La cour administrative d’appel de Nancy a rendu, le 4 décembre 2025, un arrêt relatif à la légalité d’un refus de titre de séjour. Deux ressortissants étrangers contestaient les décisions administratives rejetant leurs demandes fondées sur l’intensité de leur vie privée et familiale en France. Malgré plusieurs procédures d’asile infructueuses, les intéressés se maintenaient irrégulièrement sur le territoire national avec leurs trois enfants mineurs depuis l’année 2017. Le tribunal administratif de Strasbourg ayant rejeté leur recours le 24 juin 2024, les requérants ont alors interjeté appel devant la juridiction supérieure. La question juridique portait sur la proportionnalité de l’atteinte portée à la vie familiale et sur le respect de l’intérêt supérieur de l’enfant. La cour rejette les requêtes en estimant que la cellule familiale peut se reconstituer sans difficulté majeure dans le pays d’origine des intéressés. Il convient d’analyser l’appréciation rigoureuse de l’intégration des requérants avant d’étudier le maintien de l’unité familiale comme limite aux droits de l’enfant.

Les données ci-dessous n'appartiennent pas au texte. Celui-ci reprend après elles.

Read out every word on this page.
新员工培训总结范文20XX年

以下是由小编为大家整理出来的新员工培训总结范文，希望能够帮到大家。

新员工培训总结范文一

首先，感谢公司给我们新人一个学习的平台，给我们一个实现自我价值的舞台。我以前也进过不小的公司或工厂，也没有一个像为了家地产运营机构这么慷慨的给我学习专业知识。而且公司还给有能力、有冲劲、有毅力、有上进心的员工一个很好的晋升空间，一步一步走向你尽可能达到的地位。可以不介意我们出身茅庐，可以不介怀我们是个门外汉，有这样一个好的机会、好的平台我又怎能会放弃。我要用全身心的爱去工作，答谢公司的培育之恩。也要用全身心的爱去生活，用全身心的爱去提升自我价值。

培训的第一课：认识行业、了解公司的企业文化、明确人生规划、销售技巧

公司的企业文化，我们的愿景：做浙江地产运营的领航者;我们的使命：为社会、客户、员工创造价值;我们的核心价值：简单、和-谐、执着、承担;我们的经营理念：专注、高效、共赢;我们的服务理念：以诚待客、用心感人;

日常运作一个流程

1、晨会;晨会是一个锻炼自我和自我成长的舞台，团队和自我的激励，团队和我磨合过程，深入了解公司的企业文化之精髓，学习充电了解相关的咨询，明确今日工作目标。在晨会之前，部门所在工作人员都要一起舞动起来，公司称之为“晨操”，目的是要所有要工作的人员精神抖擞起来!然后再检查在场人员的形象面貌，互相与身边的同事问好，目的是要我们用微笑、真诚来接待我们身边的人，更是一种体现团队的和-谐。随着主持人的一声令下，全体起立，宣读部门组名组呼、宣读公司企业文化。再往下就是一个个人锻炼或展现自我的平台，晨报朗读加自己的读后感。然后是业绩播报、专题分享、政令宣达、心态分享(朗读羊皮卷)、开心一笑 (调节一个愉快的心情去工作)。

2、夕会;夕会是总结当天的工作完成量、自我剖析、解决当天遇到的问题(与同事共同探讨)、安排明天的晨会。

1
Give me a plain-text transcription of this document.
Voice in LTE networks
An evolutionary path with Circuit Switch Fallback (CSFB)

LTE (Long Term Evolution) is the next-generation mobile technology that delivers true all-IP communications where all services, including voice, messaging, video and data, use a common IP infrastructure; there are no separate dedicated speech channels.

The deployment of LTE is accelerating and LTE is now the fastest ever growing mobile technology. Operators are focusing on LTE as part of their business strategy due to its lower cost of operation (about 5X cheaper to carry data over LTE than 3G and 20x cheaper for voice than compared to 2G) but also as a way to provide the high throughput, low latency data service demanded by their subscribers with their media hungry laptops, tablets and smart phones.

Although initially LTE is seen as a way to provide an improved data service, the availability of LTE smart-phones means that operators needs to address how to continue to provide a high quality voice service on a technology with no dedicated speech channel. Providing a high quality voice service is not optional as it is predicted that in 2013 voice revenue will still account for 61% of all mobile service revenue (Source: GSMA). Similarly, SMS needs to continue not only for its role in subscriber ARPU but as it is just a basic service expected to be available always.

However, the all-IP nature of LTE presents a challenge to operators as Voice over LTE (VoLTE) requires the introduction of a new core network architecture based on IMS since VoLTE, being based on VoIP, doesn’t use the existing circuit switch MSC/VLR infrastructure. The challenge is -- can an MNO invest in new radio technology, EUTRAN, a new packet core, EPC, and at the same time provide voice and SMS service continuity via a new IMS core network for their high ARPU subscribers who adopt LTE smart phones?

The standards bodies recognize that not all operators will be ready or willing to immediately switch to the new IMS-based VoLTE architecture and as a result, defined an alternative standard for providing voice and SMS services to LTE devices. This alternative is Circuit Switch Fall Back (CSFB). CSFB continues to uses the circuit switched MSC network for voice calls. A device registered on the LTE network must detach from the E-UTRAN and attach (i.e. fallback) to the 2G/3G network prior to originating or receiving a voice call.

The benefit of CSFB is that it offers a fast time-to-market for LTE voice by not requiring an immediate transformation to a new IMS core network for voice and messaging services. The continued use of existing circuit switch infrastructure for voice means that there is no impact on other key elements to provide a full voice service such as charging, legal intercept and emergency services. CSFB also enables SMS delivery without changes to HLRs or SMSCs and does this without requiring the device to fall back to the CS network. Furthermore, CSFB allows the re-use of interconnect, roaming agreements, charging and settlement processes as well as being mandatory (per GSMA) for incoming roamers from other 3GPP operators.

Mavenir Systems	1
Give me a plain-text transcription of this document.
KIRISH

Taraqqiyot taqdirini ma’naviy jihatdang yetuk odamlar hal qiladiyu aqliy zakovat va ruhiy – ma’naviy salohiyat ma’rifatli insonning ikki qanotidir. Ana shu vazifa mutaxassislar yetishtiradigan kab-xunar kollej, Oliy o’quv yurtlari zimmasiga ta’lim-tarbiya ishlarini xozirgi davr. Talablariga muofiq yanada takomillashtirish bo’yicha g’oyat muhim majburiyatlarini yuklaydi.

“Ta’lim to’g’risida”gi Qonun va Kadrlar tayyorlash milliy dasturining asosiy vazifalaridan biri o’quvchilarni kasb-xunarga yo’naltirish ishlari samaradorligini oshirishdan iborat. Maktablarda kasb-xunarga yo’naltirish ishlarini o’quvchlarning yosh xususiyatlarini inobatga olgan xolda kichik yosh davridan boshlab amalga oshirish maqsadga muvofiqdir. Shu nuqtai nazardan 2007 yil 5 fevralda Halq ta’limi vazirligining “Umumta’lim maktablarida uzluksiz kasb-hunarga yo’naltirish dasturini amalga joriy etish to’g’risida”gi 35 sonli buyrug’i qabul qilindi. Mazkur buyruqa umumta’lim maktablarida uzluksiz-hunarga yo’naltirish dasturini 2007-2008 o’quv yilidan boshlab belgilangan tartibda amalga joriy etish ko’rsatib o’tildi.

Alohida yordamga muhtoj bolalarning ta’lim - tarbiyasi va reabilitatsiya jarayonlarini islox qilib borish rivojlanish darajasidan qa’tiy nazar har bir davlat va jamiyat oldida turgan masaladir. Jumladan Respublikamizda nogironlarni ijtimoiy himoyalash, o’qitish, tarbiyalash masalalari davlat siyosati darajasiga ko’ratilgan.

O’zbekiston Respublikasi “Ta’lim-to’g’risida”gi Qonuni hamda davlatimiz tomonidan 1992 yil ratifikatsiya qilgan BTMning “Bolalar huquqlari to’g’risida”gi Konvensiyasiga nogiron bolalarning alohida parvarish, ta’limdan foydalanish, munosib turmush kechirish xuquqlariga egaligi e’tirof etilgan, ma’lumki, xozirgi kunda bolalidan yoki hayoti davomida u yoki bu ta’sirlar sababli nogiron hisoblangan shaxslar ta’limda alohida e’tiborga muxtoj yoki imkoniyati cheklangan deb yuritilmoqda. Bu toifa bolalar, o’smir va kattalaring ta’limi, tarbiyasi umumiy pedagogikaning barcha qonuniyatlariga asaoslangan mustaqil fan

I. L’appréciation rigoureuse de la stabilité des liens personnels et familiaux
A. Le caractère inopérant de l’ancienneté d’un séjour irrégulier
Les juges d’appel soulignent d’abord que l’ancienneté de la présence sur le territoire français ne saurait constituer un droit acquis au séjour. Ils relèvent que cette durée « n’a été acquise qu’en raison de leur maintien irrégulier sur le territoire » malgré les décisions d’éloignement antérieures. Cette approche classique neutralise l’argument du temps passé en France lorsque celui-ci résulte d’une soustraction délibérée aux mesures d’exécution précédentes. La cour refuse ainsi de valider une situation de fait qui contournerait les règles relatives à l’entrée et au séjour des étrangers.
B. L’exigence d’un ancrage social et professionnel probant
L’insertion sociale et professionnelle invoquée par les requérants est jugée insuffisante pour caractériser un ancrage définitif au sein de la société française. La cour note que le bénévolat ou une promesse d’embauche ne suffisent pas à démontrer que les intéressés auraient « ancré en France l’essentiel de leur vie ». Le refus de séjour ne porte donc pas une atteinte disproportionnée aux buts en vue desquels l’autorité administrative a pris les arrêtés contestés. Cette exigence de stabilité des liens familiaux sur le territoire d’accueil renforce le pouvoir d’appréciation souverain du représentant de l’État.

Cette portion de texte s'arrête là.